The company is also asking hundreds of its Taiwanese employees to return to work in China before February 10, who left for the Lunar New Year holiday, but stayed longer due to the outbreak, the Nikkei reported.

Taiwan has banned all travel from mainland China and advised its citizens not to travel to China.

Foxconn is asking employees to sign "self-declaration forms" before their travel, that asks them to tick boxes saying they have completed a prevention training session and that their family agrees with them taking the trip, internal documents by the Nikkei showed.

Why It Matters

Foxconn is best known for manufacturing Apple Inc. (NASDAQ: AAPL) products including the iPhone and the iPad, but also makes products for other tech companies worldwide.

Some of the other products manufactured by Foxconn including Inc.'s (NASDAQ: AMZN) Kindle, Nintendo Co., Ltd.'s (OTC: NTDOY) 3DS model, and Microsoft Corporation's (NASDAQ: MSFT) PlayStation devices.

Foxconn halting production means not just loss of business for the company, but impacts all its partners.
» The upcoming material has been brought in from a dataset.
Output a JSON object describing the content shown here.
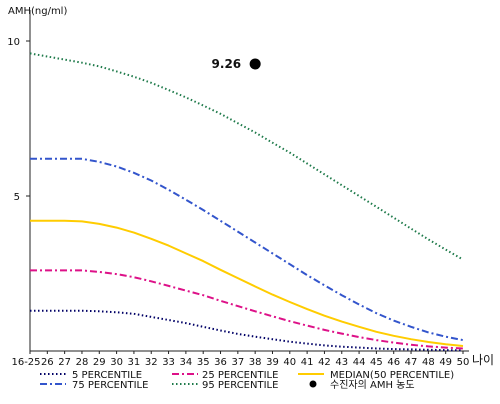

At the same time, the coronavirus continues to spread with 31, 161 confirmed cases and at least 636 deaths reported.

The restarting of production puts employees at the risk of getting infected, while they're saying that they don't have a choice when it comes to getting back at work.

"Who dares not to sign this form? I feel like I am being forced to return to an epidemic area and risk my own health," a Foxconn employee told the Nikkei.

Apple and Foxconn were previously found to be in violation of the Chinese labor laws at the latter's Zhengzhou factory August last year, the Business Insider reported.

Price Action

Foxconn's shares traded 0.32% lower at $2.04 (TWD 61.40) in Taipei at press time on Friday. The shares closed 2.17% higher at $5.66 in the OTC market on Thursday.